Landesregierung beklagt Intoleranz der Homo-Gegner
Kultusminister Andreas Stoch (SPD) zeigt sich über den erbitterten Widerstand der Homo-Gegner geschockt (Bild: Wiki Commons / Sven Teschke / CC-BY-SA-2.0)
Die Landesregierung zeigt sich unterdessen geschockt über den Grad an Widerstand, den die Debatte um das Thema Homosexualität an Schulen hervorgebracht hat: "Da sind offensichtlich Kräfte am Werk, die gezielt eine gesellschaftliche Kontroverse herbeiführen wollen", sagte Kultusminister Andreas Stoch (SPD) am Donnerstag den "Stuttgarter Nachrichten". Es gebe offenbar eine einflussreiche kleine Gruppe, die offen intolerant sei und es schaffe, Ängste zu wecken. Ihm selbst sei schon die Steinigung angedroht worden.

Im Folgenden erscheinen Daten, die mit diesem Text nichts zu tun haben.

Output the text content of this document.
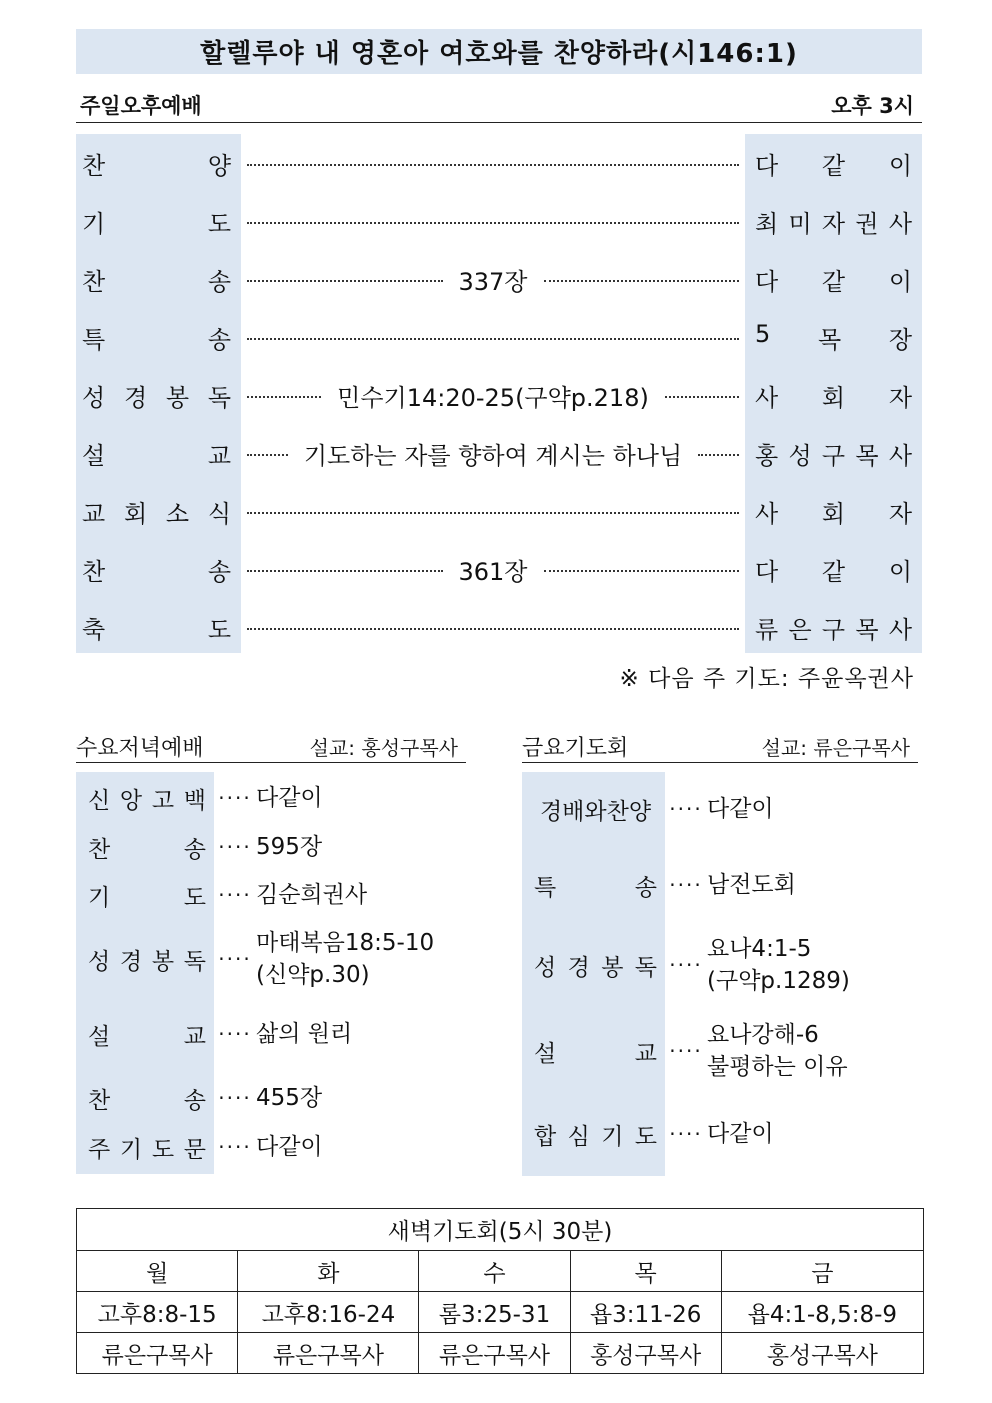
할렐루야 내 영혼아 여호와를 찬양하라(시146:1)
주일오후예배	오후 3시
찬	양	다 같 이
기	도	최 미 자 권 사
찬	송	337장	다 같 이
특	송	5 목 장
성 경 봉 독	민수기14:20-25(구약p.218)	사 회 자
설	교	기도하는 자를 향하여 계시는 하나님	홍 성 구 목 사
교 회 소 식	사 회 자
찬	송	361장	다 같 이
축	도	류 은 구 목 사
※ 다음 주 기도: 주윤옥권사
수요저녁예배	설교: 홍성구목사
신 앙 고 백 ···· 다같이
찬	송 ···· 595장
기	도 ···· 김순희권사
성 경 봉 독 ····
마태복음18:5-10
(신약p.30)
설	교 ···· 삶의 원리
찬	송 ···· 455장
주 기 도 문 ···· 다같이
금요기도회	설교: 류은구목사
경배와찬양 ···· 다같이
특	송 ···· 남전도회
성 경 봉 독 ····
요나4:1-5
(구약p.1289)
설	교 ····
요나강해-6
불평하는 이유
합 심 기 도 ···· 다같이
새벽기도회(5시 30분)				
월	화	수	목	금
고후8:8-15	고후8:16-24	롬3:25-31	욥3:11-26	욥4:1-8,5:8-9
류은구목사	류은구목사	류은구목사	홍성구목사	홍성구목사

Ministerpräsident Winfried Kretschmann (Grüne) stellte sich demonstrativ hinter Stoch und erklärte, es gebe "keine Differenzen" zwischen ihm und dem Kultusminister. Er werde an den Zielen des Bildungsplanes festhalten. Man könne aber Formulierungen ändern, damit keine Missverständnisse entstünden. "Deswegen werden wir aber mit Sicherheit keine Bildungspläne verschieben", so Kretschmann. Zuvor hatte Grünen-Bildungsexpertin Sandra Boser in einem dpa-Interview noch angedeutet, den Bildungsplan unter Umständen um ein Jahr zu verschieben, wie es die Bildungsgewerkschaft GEW ins Gespräch gebracht hatte (queer.de berichtete). Kretschmann wird sich Ende März noch mit Vertretern aus evangelischer und evangelikaler Seite treffen.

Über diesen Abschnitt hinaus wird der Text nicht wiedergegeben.